Inveo Portföy Fon Yönetim Müdürü Eral Karayazıcı, ‘’Aslında altın Kasım başından bugüne yükseliyor. Bankacılık krizi beş aydır süren bu yükseliş trendi içerisinde güçlü bir katalist oldu. Diğer destekleyici faktör Çin’in gerçekleştirdiği alımlar oldu.’’ dedi.

Karayazıcı, sözlerine şu şekilde devam etti: ‘’Değerli metaller adına yönü belirleyen en önemli faktör uzun vadeli tahvil faizleridir. ABD 10 yıl vadeli tahvil faizi Ekim ayında yüzde 4,25 seviyesindeyken ons altın bin 620 dolara kadar gerilemişti. Şimdi 10 yıl ABD faizi yüzde 3,37 düzeyinde ons altın bin 979 dolar oldu. Bu ters yönlü korelasyonun uzun bir süre daha devam etmesi kuvvetle ihtimal.’’

Biz Finansal Danışmanlık Kurucusu Murat Özsoy; ‘’Bu gelişmeleri, altının rotasında bir yeniden oluşum değil; kısa süreli bir sapma ya da bir yoldan çıkma olarak değerlendiriyorum. Bankacılık krizinden önce ons altın fiyatı kısa vadede bin 876 doları geçerse bin 900 dolar üzeri yolculuğuna başlar şeklinde bir görünüm vardı. Ancak bankacılık krizi bu durumu bir anda çabuklaştırdı ve piyasalarda ani bir riskten kaçış hareketi ile bir haftada 2 bin dolar üzeri fiyatlama gördük.’’ şeklinde konuştu.

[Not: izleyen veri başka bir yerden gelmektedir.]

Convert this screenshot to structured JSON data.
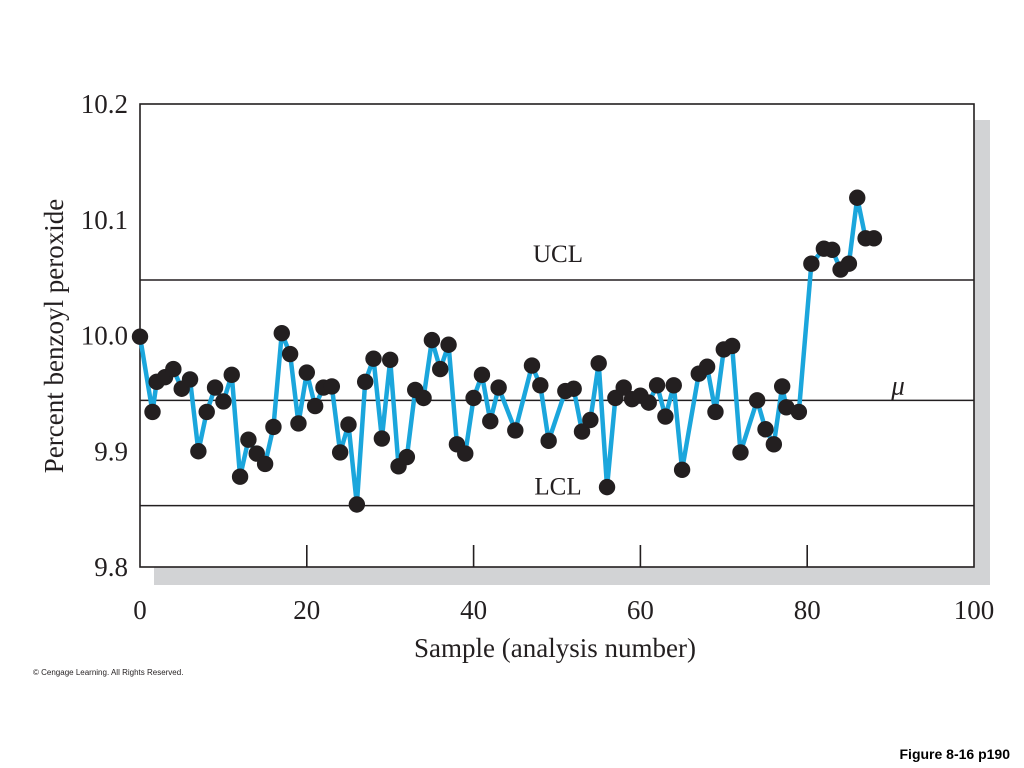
{
  "chart_data": {
    "type": "line",
    "xlabel": "Sample (analysis number)",
    "ylabel": "Percent benzoyl peroxide",
    "xlim": [
      0,
      100
    ],
    "ylim": [
      9.8,
      10.2
    ],
    "x_ticks": [
      "0",
      "20",
      "40",
      "60",
      "80",
      "100"
    ],
    "y_ticks": [
      "9.8",
      "9.9",
      "10.0",
      "10.1",
      "10.2"
    ],
    "grid": false,
    "control_lines": [
      {
        "label": "UCL",
        "y": 10.048
      },
      {
        "label": "μ",
        "y": 9.944
      },
      {
        "label": "LCL",
        "y": 9.853
      }
    ],
    "series": [
      {
        "x": [
          0,
          1.5,
          2,
          3,
          4,
          5,
          6,
          7,
          8,
          9,
          10,
          11,
          12,
          13,
          14,
          15,
          16,
          17,
          18,
          19,
          20,
          21,
          22,
          23,
          24,
          25,
          26,
          27,
          28,
          29,
          30,
          31,
          32,
          33,
          34,
          35,
          36,
          37,
          38,
          39,
          40,
          41,
          42,
          43,
          45,
          47,
          48,
          49,
          51,
          52,
          53,
          54,
          55,
          56,
          57,
          58,
          59,
          60,
          61,
          62,
          63,
          64,
          65,
          67,
          68,
          69,
          70,
          71,
          72,
          74,
          75,
          76,
          77,
          77.5,
          79,
          80.5,
          82,
          83,
          84,
          85,
          86,
          87,
          88
        ],
        "y": [
          9.999,
          9.934,
          9.96,
          9.964,
          9.971,
          9.954,
          9.962,
          9.9,
          9.934,
          9.955,
          9.943,
          9.966,
          9.878,
          9.91,
          9.898,
          9.889,
          9.921,
          10.002,
          9.984,
          9.924,
          9.968,
          9.939,
          9.955,
          9.956,
          9.899,
          9.923,
          9.854,
          9.96,
          9.98,
          9.911,
          9.979,
          9.887,
          9.895,
          9.953,
          9.946,
          9.996,
          9.971,
          9.992,
          9.906,
          9.898,
          9.946,
          9.966,
          9.926,
          9.955,
          9.918,
          9.974,
          9.957,
          9.909,
          9.952,
          9.954,
          9.917,
          9.927,
          9.976,
          9.869,
          9.946,
          9.955,
          9.945,
          9.948,
          9.942,
          9.957,
          9.93,
          9.957,
          9.884,
          9.967,
          9.973,
          9.934,
          9.988,
          9.991,
          9.899,
          9.944,
          9.919,
          9.906,
          9.956,
          9.938,
          9.934,
          10.062,
          10.075,
          10.074,
          10.057,
          10.062,
          10.119,
          10.084,
          10.084
        ]
      }
    ]
  },
  "footer": {
    "copyright": "© Cengage Learning. All Rights Reserved.",
    "caption": "Figure 8-16 p190"
  },
  "colors": {
    "series_line": "#1ba6dc",
    "marker": "#231f20",
    "axis": "#231f20",
    "shadow": "#d2d3d5"
  }
}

Özsoy, ifadelerini şöyle sürdürdü: ‘’Krizin ABD tarafında çok yaygın şekilde etkilerinin görüleceğini sanmıyorum. Ancak bu demek değil ki ons altında bir düşüş başlar ve kalıcı olur. Benim öngörüm zaten Fed’in bu yıl faiz artışlarında yılın ikinci çeyreği gibi duracağı; ons altında ise, yılın ikinci yarısı gibi 2 bin dolar üzeri seviyeleri görebiliriz şeklindeydi. Ana beklenti revize edilmedi, sadece kriz ile zamanlama erkene alınmış oldu.’’

Ayrıca Dükkancık, ’’Altın fiyatlarına aylık olarak bakıldığında son 12 yıllık süreçte önemli bir formasyon olarak gördüğümüz fincan-kulp formasyon oluşumu dikkat çekiyor. Son 3 yılda 3 kez deneyip geçemediğimiz 2000-2100 bandının aşılması halinde, altın fiyatlarında uzun vadeye yayılacak yeni bir yükseliş trendi oluşması beklenebilir. Bu kırılımı yaratabilecek temel nedenlere baktığımızda iki unsur öne çıkıyor. Birincisi merkez bankalarının bunca agresif adım ve şahin duruşuna karşın enflasyonun global ölçekte kontrol altına alınamaması; ikincisi ise finansal sitem üzerinden yayılacak olası bir sistemik riske karşı güvenli liman arayışının öne çıkması.’’ diyerek düşüncelerini dile getirdi.

Karayazıcı, ‘’Önümüzdeki 12 aylık vadede ben tahvil uzun vadeli fazilerde 80 baz puan kadar daha düşüş görebileceğimizi ons altının da görece daha ılımlı bir hızla da olsa yükselişi sürdürülebileceğini düşünüyorum.’’ dedi.

Özsoy, ‘’Şu anda bir sıkışma olduğunu sanmıyorum. Bu durum, bankacılık krizi sonrasında oluşa doğal bir panik ile riskten kaçınma hareketi. Bu durum geçecektir. Yeniden ortalık yatışınca ons altında bin 943 dolar seviyesinin altına sarkmalar göreceğiz. Bu düşüşler olacaktır evet ancak sonrasında ben yine 2 bin dolar fiyatının yeniden test edilme olasılığını çok yüksek görüyorum. Bu gelişmeler için Fed’in artık faiz artışlarına dur demesi ve ABD dolar endeksinin de 100 seviyelerinin altına çekilmesi gerekiyor.’’ ifadelerine kullandı.